Alaska Braces for Another Robust Salmon Harvest Season

Seafood filleting professional Phonpasith Keoduuangdy of 10th & M Seafoods fillets fresh Copper River sockeye salmon from Cordova to meet consumer demand at the Anchorage seafood shop. Photo by Margaret Bauman.

With commercial fisheries underway and a forecast of a record sockeye salmon harvest of 74 million fish, harvesters had already delivered over three million salmon by mid-June as hundreds of fishermen and processor workers headed west to Bristol Bay to await the anticipated red salmon surge.

Of the 3.3 million salmon listed in the Alaska Department of Fish and Game’s 2022 Preliminary Alaska Commercial Salmon Harvest blue sheet report more than 2.4 million of them were from the state’s western region, including 1.8 million sockeyes, 386,000 pink, 182,000 chum and about 1,000 each of Chinook and coho salmon, the bulk of them from the Alaska Peninsula.
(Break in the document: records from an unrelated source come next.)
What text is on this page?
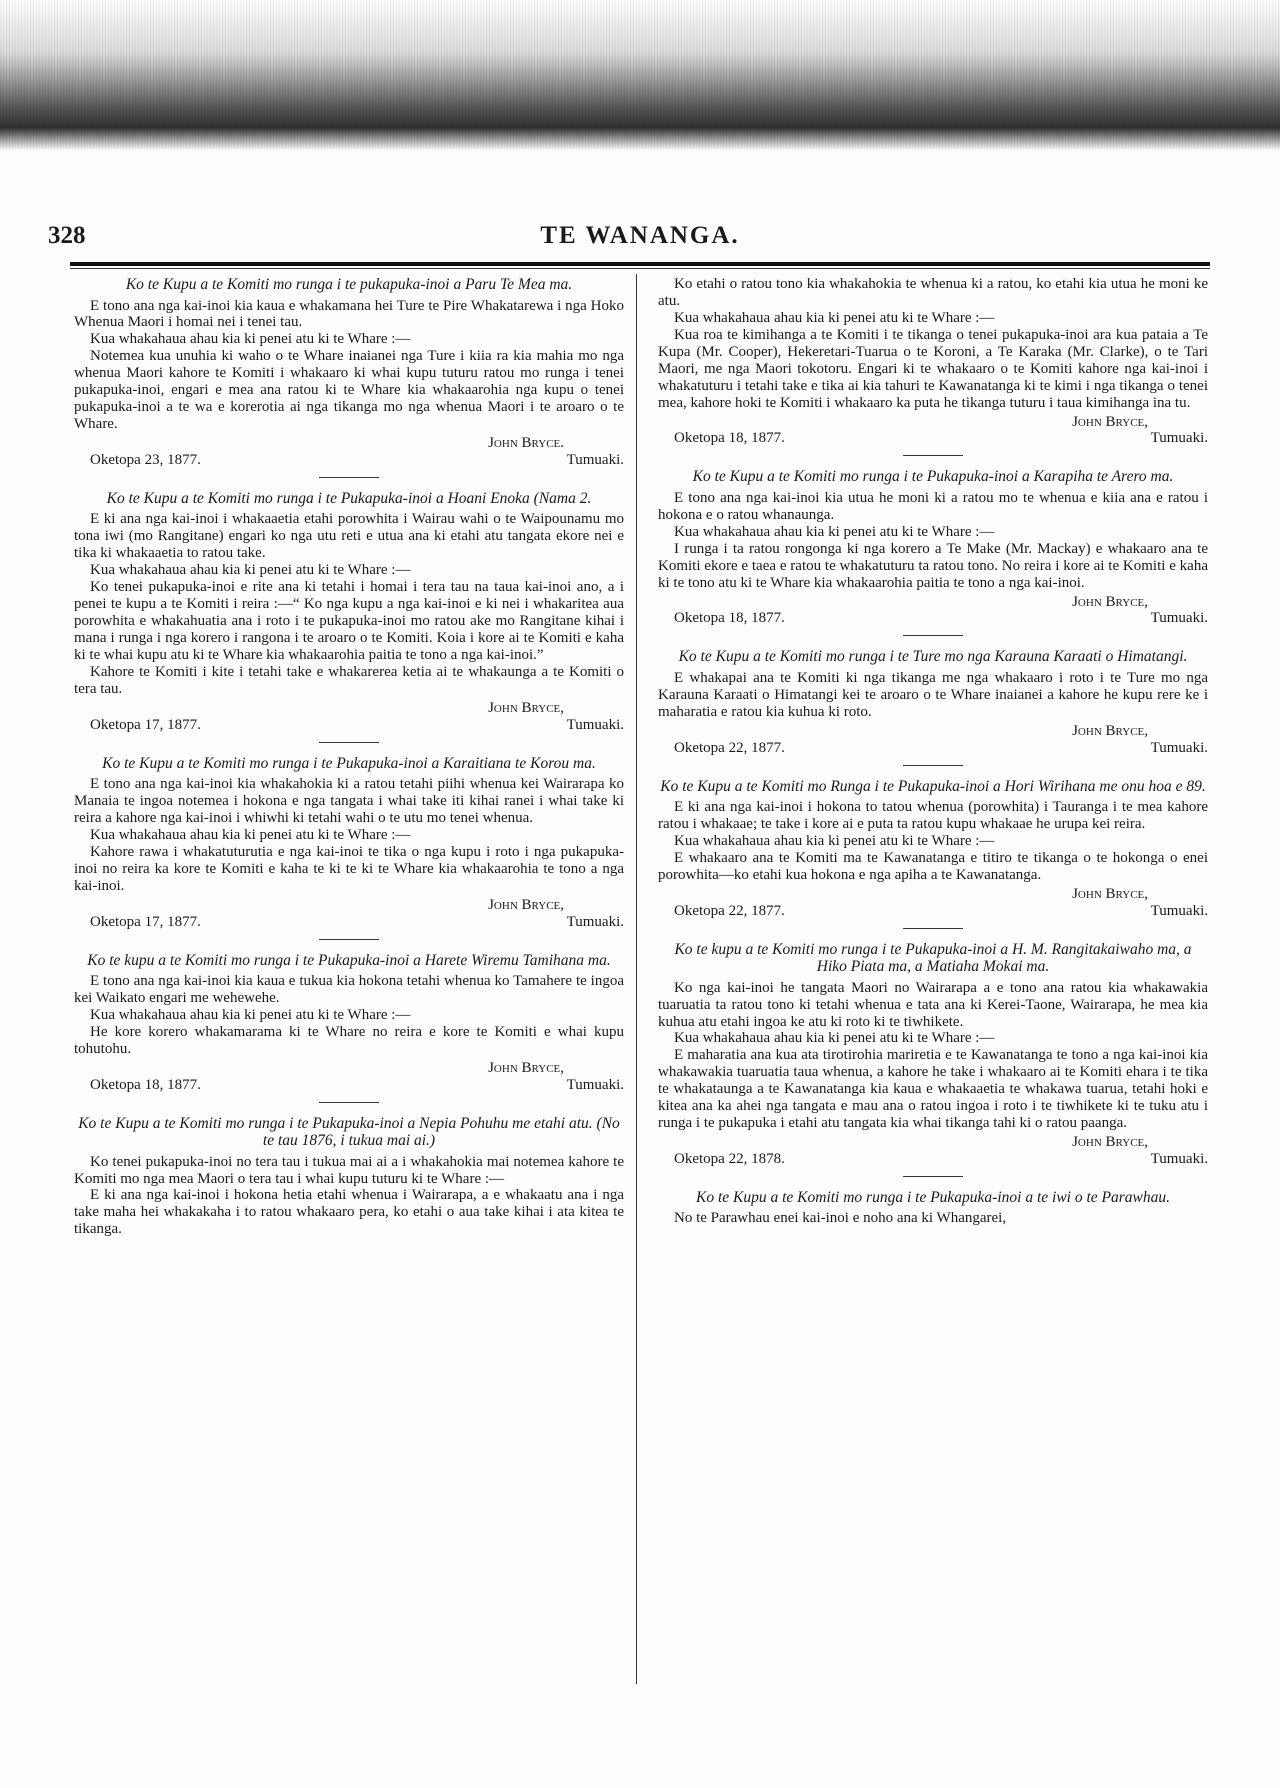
328	TE WANANGA.

Ko te Kupu a te Komiti mo runga i te pukapuka-inoi a Paru Te Mea ma.

E tono ana nga kai-inoi kia kaua e whakamana hei Ture te Pire Whakatarewa i nga Hoko Whenua Maori i homai nei i tenei tau.

Kua whakahaua ahau kia ki penei atu ki te Whare :—

Notemea kua unuhia ki waho o te Whare inaianei nga Ture i kiia ra kia mahia mo nga whenua Maori kahore te Komiti i whakaaro ki whai kupu tuturu ratou mo runga i tenei pukapuka-inoi, engari e mea ana ratou ki te Whare kia whakaarohia nga kupu o tenei pukapuka-inoi a te wa e korerotia ai nga tikanga mo nga whenua Maori i te aroaro o te Whare.

John Bryce.
Oketopa 23, 1877.	Tumuaki.

Ko te Kupu a te Komiti mo runga i te Pukapuka-inoi a Hoani Enoka (Nama 2.

E ki ana nga kai-inoi i whakaaetia etahi porowhita i Wairau wahi o te Waipounamu mo tona iwi (mo Rangitane) engari ko nga utu reti e utua ana ki etahi atu tangata ekore nei e tika ki whakaaetia to ratou take.

Kua whakahaua ahau kia ki penei atu ki te Whare :—

Ko tenei pukapuka-inoi e rite ana ki tetahi i homai i tera tau na taua kai-inoi ano, a i penei te kupu a te Komiti i reira :—“ Ko nga kupu a nga kai-inoi e ki nei i whakaritea aua porowhita e whakahuatia ana i roto i te pukapuka-inoi mo ratou ake mo Rangitane kihai i mana i runga i nga korero i rangona i te aroaro o te Komiti. Koia i kore ai te Komiti e kaha ki te whai kupu atu ki te Whare kia whakaarohia paitia te tono a nga kai-inoi.”

Kahore te Komiti i kite i tetahi take e whakarerea ketia ai te whakaunga a te Komiti o tera tau.

John Bryce,
Oketopa 17, 1877.	Tumuaki.

Ko te Kupu a te Komiti mo runga i te Pukapuka-inoi a Karaitiana te Korou ma.

E tono ana nga kai-inoi kia whakahokia ki a ratou tetahi piihi whenua kei Wairarapa ko Manaia te ingoa notemea i hokona e nga tangata i whai take iti kihai ranei i whai take ki reira a kahore nga kai-inoi i whiwhi ki tetahi wahi o te utu mo tenei whenua.

Kua whakahaua ahau kia ki penei atu ki te Whare :—

Kahore rawa i whakatuturutia e nga kai-inoi te tika o nga kupu i roto i nga pukapuka-inoi no reira ka kore te Komiti e kaha te ki te ki te Whare kia whakaarohia te tono a nga kai-inoi.

John Bryce,
Oketopa 17, 1877.	Tumuaki.

Ko te kupu a te Komiti mo runga i te Pukapuka-inoi a Harete Wiremu Tamihana ma.

E tono ana nga kai-inoi kia kaua e tukua kia hokona tetahi whenua ko Tamahere te ingoa kei Waikato engari me wehewehe.

Kua whakahaua ahau kia ki penei atu ki te Whare :—

He kore korero whakamarama ki te Whare no reira e kore te Komiti e whai kupu tohutohu.

John Bryce,
Oketopa 18, 1877.	Tumuaki.

Ko te Kupu a te Komiti mo runga i te Pukapuka-inoi a Nepia Pohuhu me etahi atu. (No te tau 1876, i tukua mai ai.)

Ko tenei pukapuka-inoi no tera tau i tukua mai ai a i whakahokia mai notemea kahore te Komiti mo nga mea Maori o tera tau i whai kupu tuturu ki te Whare :—

E ki ana nga kai-inoi i hokona hetia etahi whenua i Wairarapa, a e whakaatu ana i nga take maha hei whakakaha i to ratou whakaaro pera, ko etahi o aua take kihai i ata kitea te tikanga.

Ko etahi o ratou tono kia whakahokia te whenua ki a ratou, ko etahi kia utua he moni ke atu.

Kua whakahaua ahau kia ki penei atu ki te Whare :—

Kua roa te kimihanga a te Komiti i te tikanga o tenei pukapuka-inoi ara kua pataia a Te Kupa (Mr. Cooper), Hekeretari-Tuarua o te Koroni, a Te Karaka (Mr. Clarke), o te Tari Maori, me nga Maori tokotoru. Engari ki te whakaaro o te Komiti kahore nga kai-inoi i whakatuturu i tetahi take e tika ai kia tahuri te Kawanatanga ki te kimi i nga tikanga o tenei mea, kahore hoki te Komiti i whakaaro ka puta he tikanga tuturu i taua kimihanga ina tu.

John Bryce,
Oketopa 18, 1877.	Tumuaki.

Ko te Kupu a te Komiti mo runga i te Pukapuka-inoi a Karapiha te Arero ma.

E tono ana nga kai-inoi kia utua he moni ki a ratou mo te whenua e kiia ana e ratou i hokona e o ratou whanaunga.

Kua whakahaua ahau kia ki penei atu ki te Whare :—

I runga i ta ratou rongonga ki nga korero a Te Make (Mr. Mackay) e whakaaro ana te Komiti ekore e taea e ratou te whakatuturu ta ratou tono. No reira i kore ai te Komiti e kaha ki te tono atu ki te Whare kia whakaarohia paitia te tono a nga kai-inoi.

John Bryce,
Oketopa 18, 1877.	Tumuaki.

Ko te Kupu a te Komiti mo runga i te Ture mo nga Karauna Karaati o Himatangi.

E whakapai ana te Komiti ki nga tikanga me nga whakaaro i roto i te Ture mo nga Karauna Karaati o Himatangi kei te aroaro o te Whare inaianei a kahore he kupu rere ke i maharatia e ratou kia kuhua ki roto.

John Bryce,
Oketopa 22, 1877.	Tumuaki.

Ko te Kupu a te Komiti mo Runga i te Pukapuka-inoi a Hori Wirihana me onu hoa e 89.

E ki ana nga kai-inoi i hokona to tatou whenua (porowhita) i Tauranga i te mea kahore ratou i whakaae; te take i kore ai e puta ta ratou kupu whakaae he urupa kei reira.

Kua whakahaua ahau kia ki penei atu ki te Whare :—

E whakaaro ana te Komiti ma te Kawanatanga e titiro te tikanga o te hokonga o enei porowhita—ko etahi kua hokona e nga apiha a te Kawanatanga.

John Bryce,
Oketopa 22, 1877.	Tumuaki.

Ko te kupu a te Komiti mo runga i te Pukapuka-inoi a H. M. Rangitakaiwaho ma, a Hiko Piata ma, a Matiaha Mokai ma.

Ko nga kai-inoi he tangata Maori no Wairarapa a e tono ana ratou kia whakawakia tuaruatia ta ratou tono ki tetahi whenua e tata ana ki Kerei-Taone, Wairarapa, he mea kia kuhua atu etahi ingoa ke atu ki roto ki te tiwhikete.

Kua whakahaua ahau kia ki penei atu ki te Whare :—

E maharatia ana kua ata tirotirohia mariretia e te Kawanatanga te tono a nga kai-inoi kia whakawakia tuaruatia taua whenua, a kahore he take i whakaaro ai te Komiti ehara i te tika te whakataunga a te Kawanatanga kia kaua e whakaaetia te whakawa tuarua, tetahi hoki e kitea ana ka ahei nga tangata e mau ana o ratou ingoa i roto i te tiwhikete ki te tuku atu i runga i te pukapuka i etahi atu tangata kia whai tikanga tahi ki o ratou paanga.

John Bryce,
Oketopa 22, 1878.	Tumuaki.

Ko te Kupu a te Komiti mo runga i te Pukapuka-inoi a te iwi o te Parawhau.

No te Parawhau enei kai-inoi e noho ana ki Whangarei,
Kodiak area fisheries were also starting up, with some 218,000 salmon, including 169,000 sockeyes and 42,000 chum salmon delivered to processors.

Prince William Sound, including the famed Copper River drift gillnet fishery, had gotten off to a slow start in mid-May, with much ice still on the rivers, but as the weather warmed, the commercial fishery there had brought in an estimated 312,882 salmon, including 294,756 sockeyes, 10,058 Chinooks, 8,063 chums, 3,000 coho and 2,000 humpies in seven openers.

Pike Place Fish Market in Seattle was warning shoppers to call for the availability of the prized Copper River Chinook salmon, which were selling at $499.99 for a whole king by mid-June, down by 50% from the price those Chinooks commanded after the first opener in mid-May. Pike Place also had fillets of fresh Copper River kings for $69.98 a pound and Copper River sockeyes for $29.99 a pound, again down considerably in price from the week the fishery opened.

Retail availability of Copper River sockeyes was slim by June 17. 10th & M Seafoods in Anchorage said they had some coming from the district’s eighth opener, at $13.95 a pound, but supermarkets were already switching to lower priced fresh wild Alaska sockeye from other areas of the state.

“While salmon harvest totals are below year-to-date figures, volumes are usually so low at this stage of the season that it is much too early to draw any conclusions about the overall strength of runs,” said Sam Friedman, a research analyst with McKinley Research Group LLC in Anchorage, who produces weekly reports during the salmon season on behalf of the Alaska Seafood Marketing Institute,

Friedman noted that the harvest to date in Prince William Sound, mostly from the Copper River district, was up dramatically from the year-to-date harvests from 2020 and 2021, but still below the five-year average. “The seafood trade press reports higher volumes of Copper River sockeye this year is contributing to declines in prices from particularly high values reported before the season,” Friedman said. “Fishing has been slower this year in the southern Alaska Peninsula, a region that has been an early-season hotspot in recent years.”